En Allemagne même, le gouvernement tenait à maintenir le cap d’une politique migratoire ouverte, ignorant toutes les revendications en faveur d’un « plafond » du nombre de réfugiés que l’Allemagne devrait accueillir. Il décida, au contraire, d’augmenter considérablement les investissements publics afin de soutenir les migrants.
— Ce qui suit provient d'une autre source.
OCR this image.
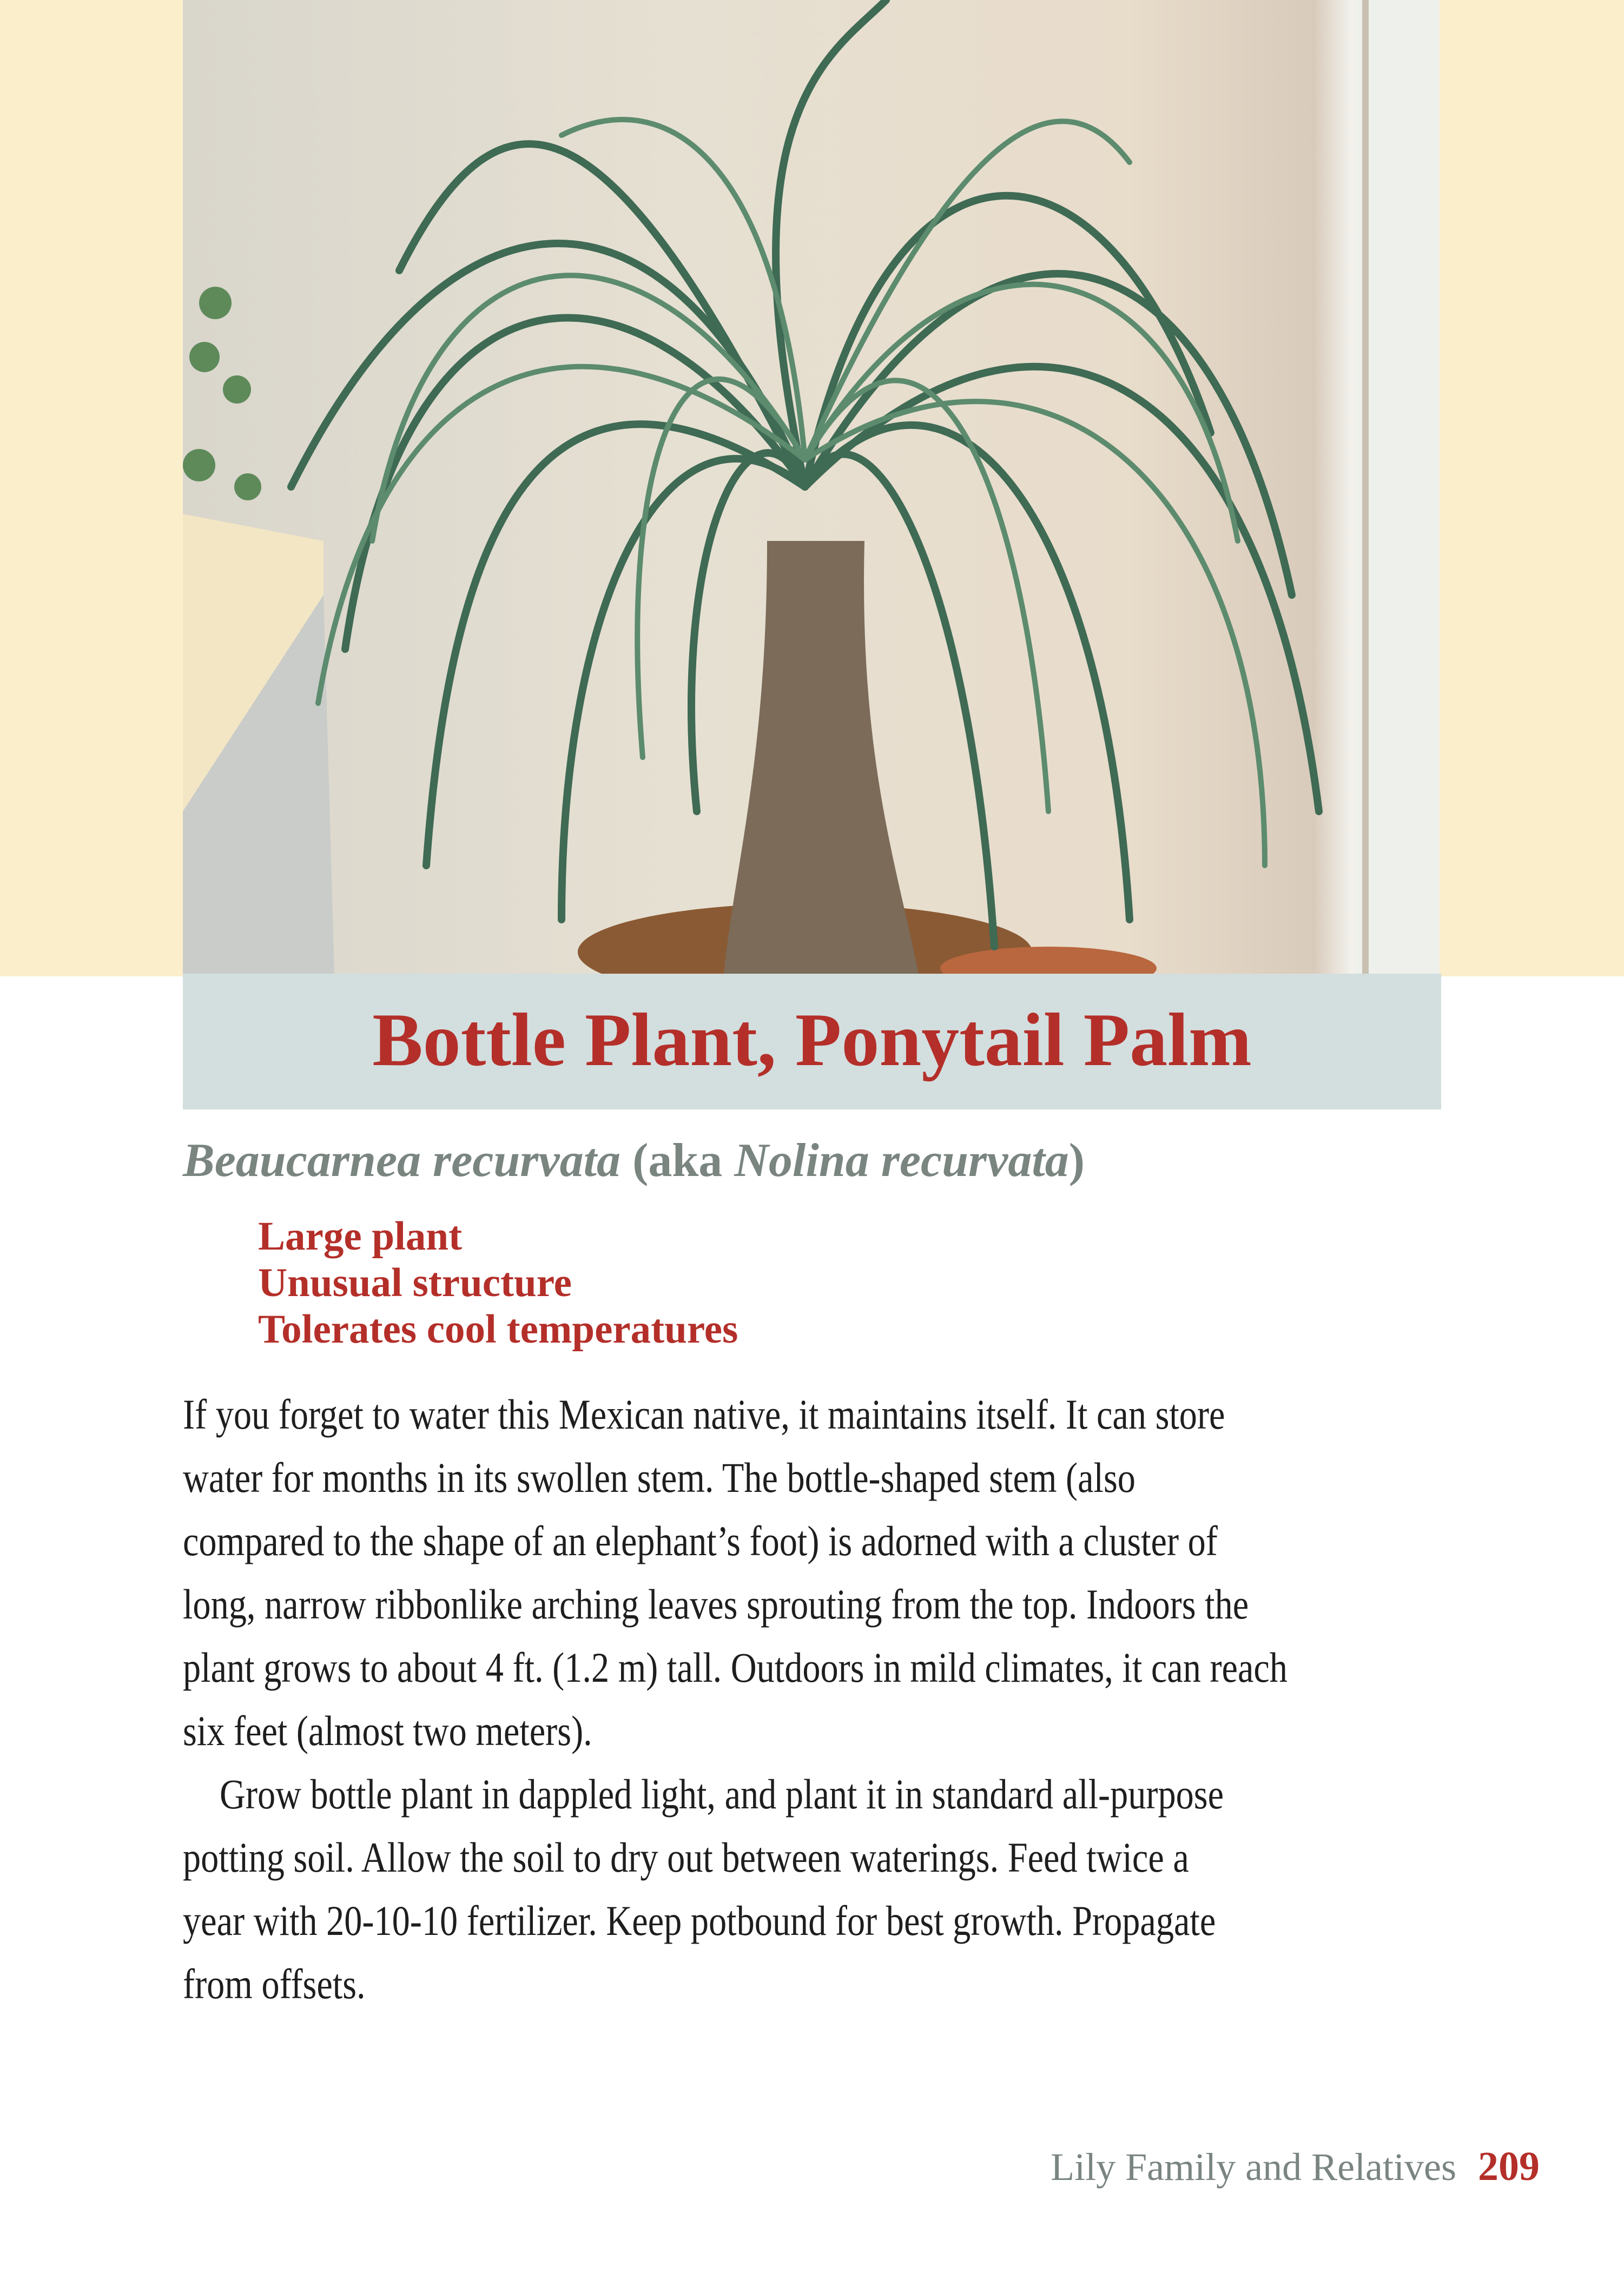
Bottle Plant, Ponytail Palm
Beaucarnea recurvata (aka Nolina recurvata)
Large plant
Unusual structure
Tolerates cool temperatures
If you forget to water this Mexican native, it maintains itself. It can store
water for months in its swollen stem. The bottle-shaped stem (also
compared to the shape of an elephant’s foot) is adorned with a cluster of
long, narrow ribbonlike arching leaves sprouting from the top. Indoors the
plant grows to about 4 ft. (1.2 m) tall. Outdoors in mild climates, it can reach
six feet (almost two meters).
Grow bottle plant in dappled light, and plant it in standard all-purpose
potting soil. Allow the soil to dry out between waterings. Feed twice a
year with 20-10-10 fertilizer. Keep potbound for best growth. Propagate
from offsets.
Lily Family and Relatives 209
Réduire les flux migratoires
L’opinion publique allemande est aujourd’hui divisée, certains estimant que le gouvernement est allé trop loin. Mais, dans le même temps, l’Allemagne a été témoin d’un engagement impressionnant de la société civile. De nombreux citoyens choisissent de devenir volontaires pour gérer l’accueil et l’encadrement des réfugiés, suppléant des services publics submergés. La majorité des Allemands pensent que le droit d’asile ne devrait pas être compromis. Mais des voix s’élèvent contre cette approche, comme celles du mouvement anti-musulman Pegida et du parti de droite populiste anti-immigration, l’Alternative pour l’Allemagne (AfD) – ce dernier, à l’idéologie anti-européenne détient maintenant des sièges dans huit Parlements régionaux et parviendra probablement à siéger au Bundestag en 2017.
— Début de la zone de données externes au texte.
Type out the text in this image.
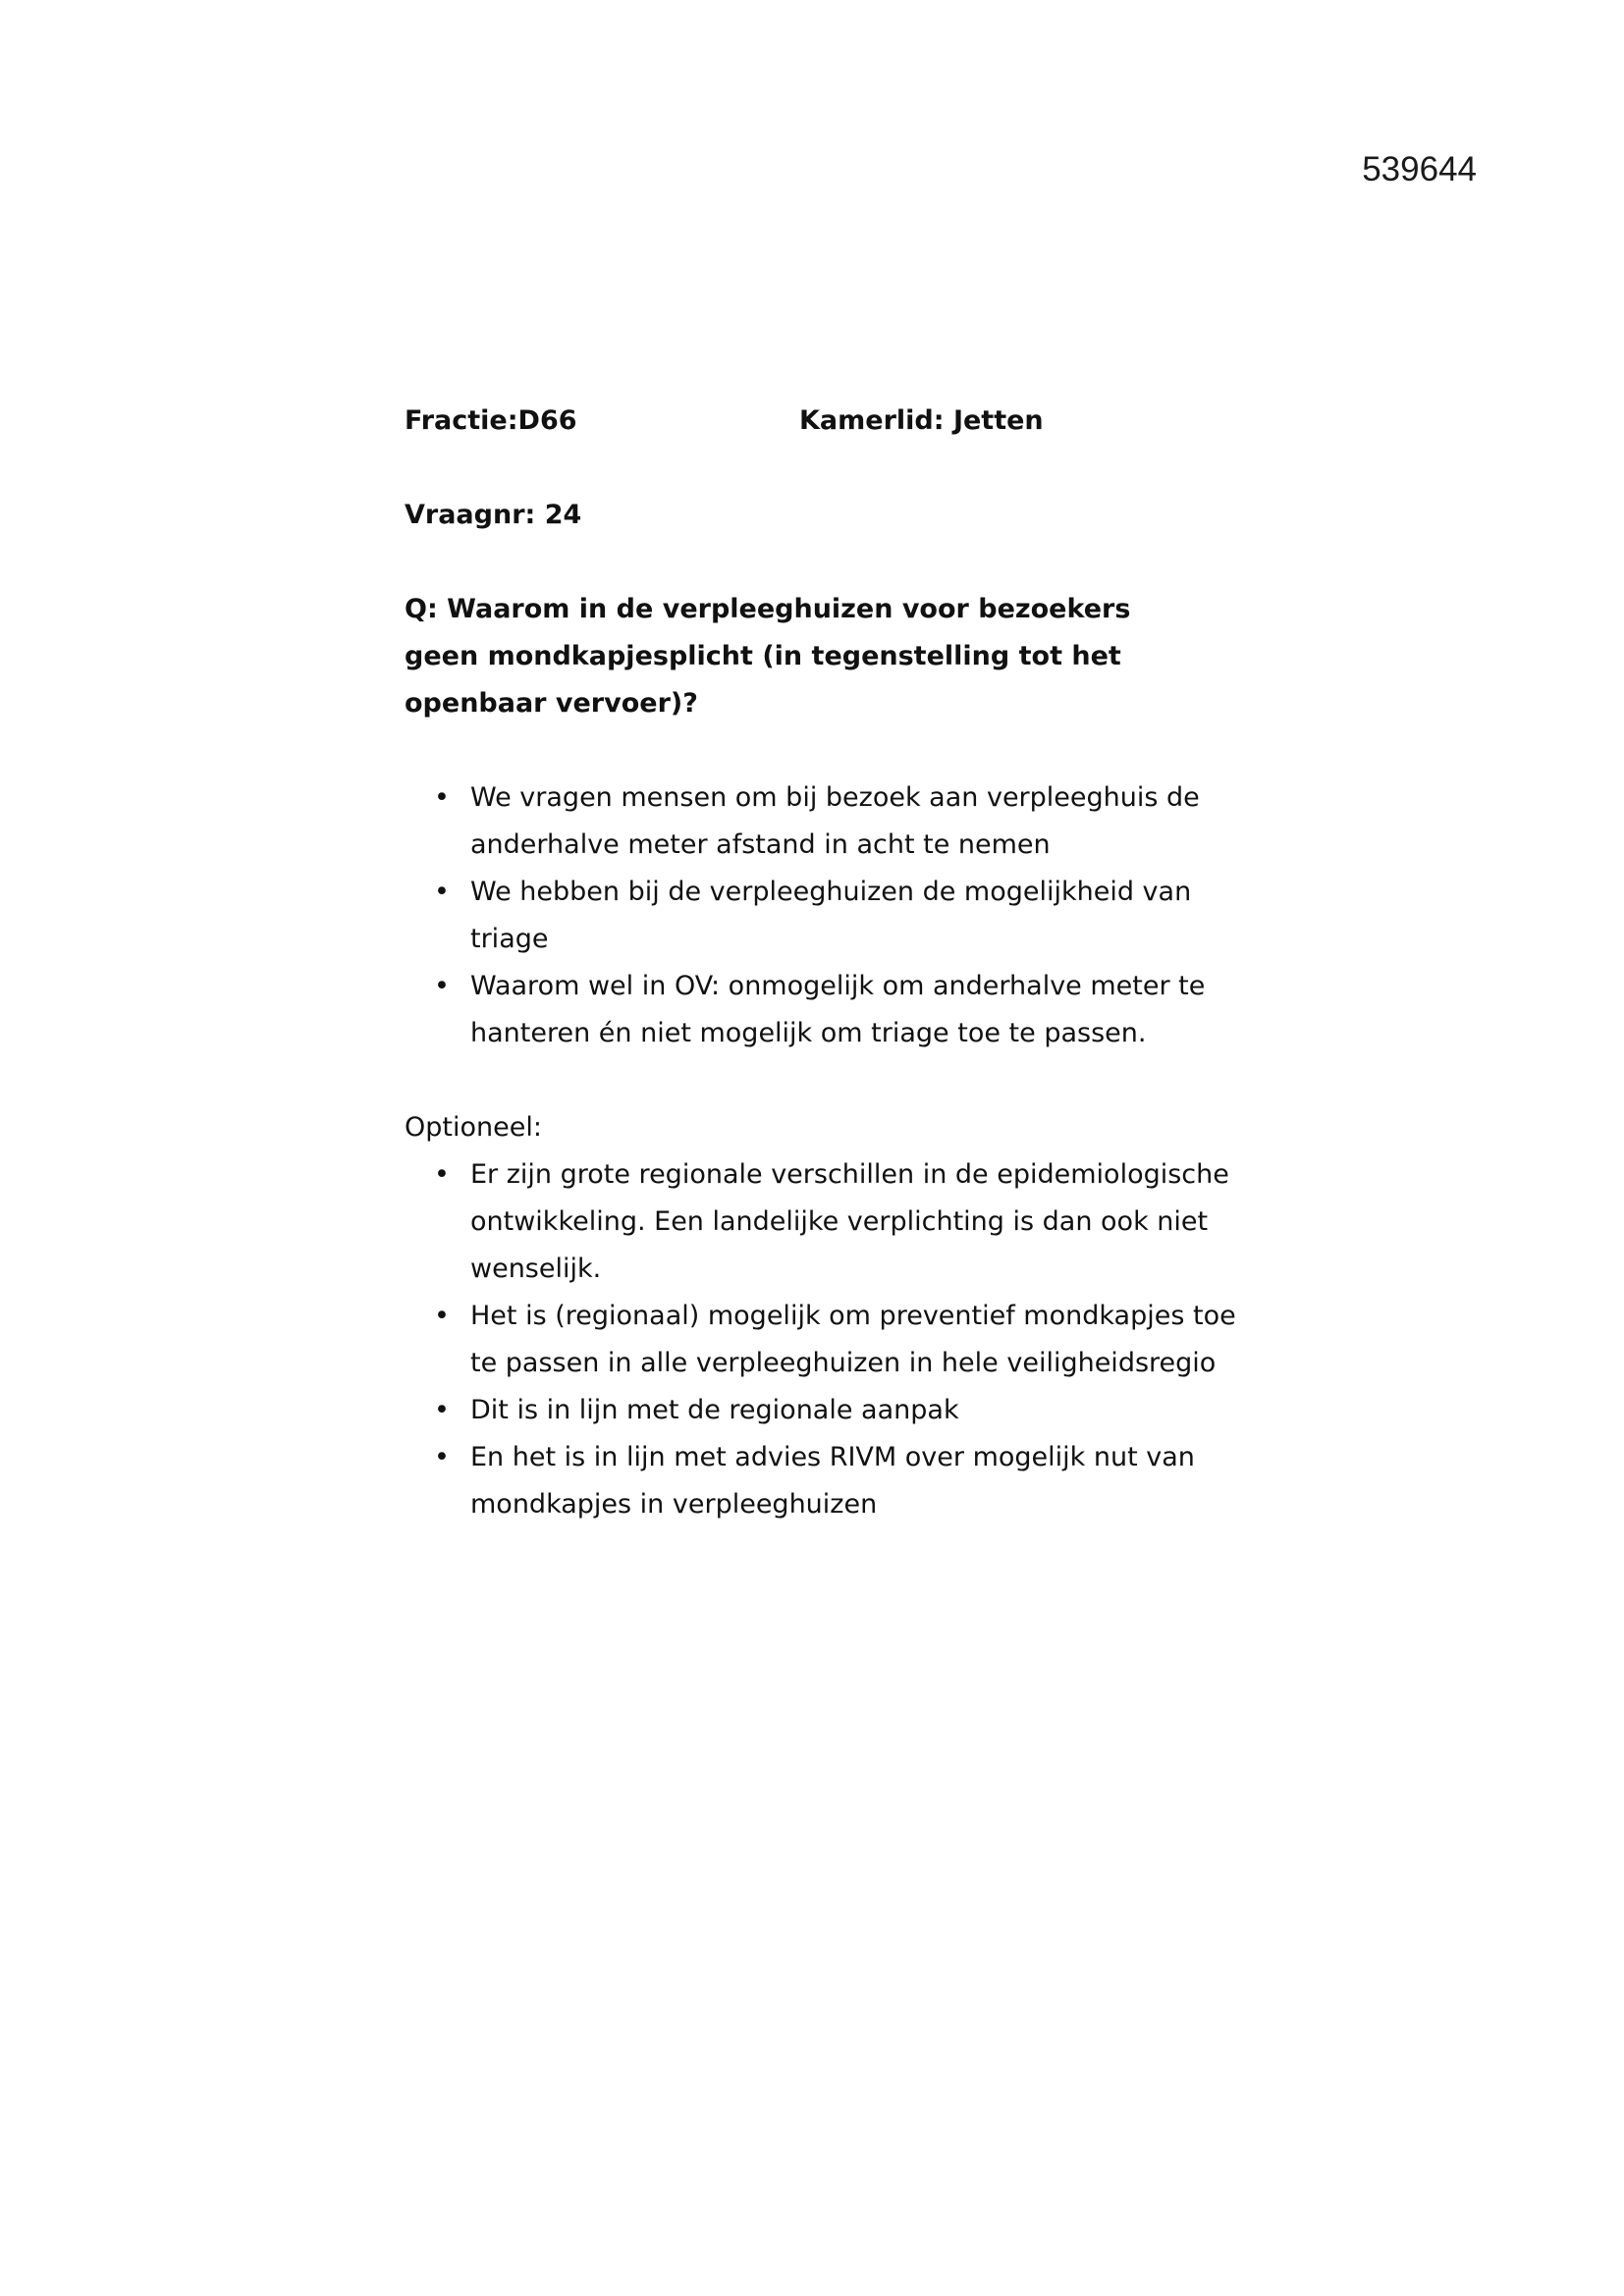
539644
Fractie:D66	Kamerlid: Jetten
Vraagnr: 24
Q: Waarom in de verpleeghuizen voor bezoekers geen mondkapjesplicht (in tegenstelling tot het openbaar vervoer)?
• We vragen mensen om bij bezoek aan verpleeghuis de anderhalve meter afstand in acht te nemen
• We hebben bij de verpleeghuizen de mogelijkheid van triage
• Waarom wel in OV: onmogelijk om anderhalve meter te hanteren én niet mogelijk om triage toe te passen.
Optioneel:
• Er zijn grote regionale verschillen in de epidemiologische ontwikkeling. Een landelijke verplichting is dan ook niet wenselijk.
• Het is (regionaal) mogelijk om preventief mondkapjes toe te passen in alle verpleeghuizen in hele veiligheidsregio
• Dit is in lijn met de regionale aanpak
• En het is in lijn met advies RIVM over mogelijk nut van mondkapjes in verpleeghuizen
Dans ce contexte, il était crucial que le gouvernement allemand trouve un moyen de réduire rapidement les flux migratoires et l’accord avec la Turquie, que Merkel a négocié unilatérale- ment pour l’UE, représente une solution à court terme. À moyen terme, le défi auquel doit répondre le gouvernement allemand est plus large. Il doit premièrement s’assurer que le consensus en Allemagne reste pro-européen et respecte les valeurs libérales. En second lieu, il doit rester fort et légitime afin de construire un consensus transeuropéen renforçant l’UE, le marché unique, ses quatre libertés et enfin sa structure institutionnelle. Cela aiderait l’Europe à se préparer aux défis qui l’attendent, et à éloigner le spectre de la désintégration de l’UE. La liste des risques qui pèsent sur l’Europe est longue : un retour de la crise grecque, le vote du Royaume-Uni en faveur du Brexit, les attaques terroristes sur les territoires européens et, à plus long terme, une crise migratoire beaucoup plus importante que prévue si l’Afrique subsaharienne est touchée par une vague de migration vers le Nord et que le Maghreb s’effondre. Dans ce contexte, un leadership fort est essentiel. L’Allemagne ne sera efficace qu’en coopérant avec des partenaires forts.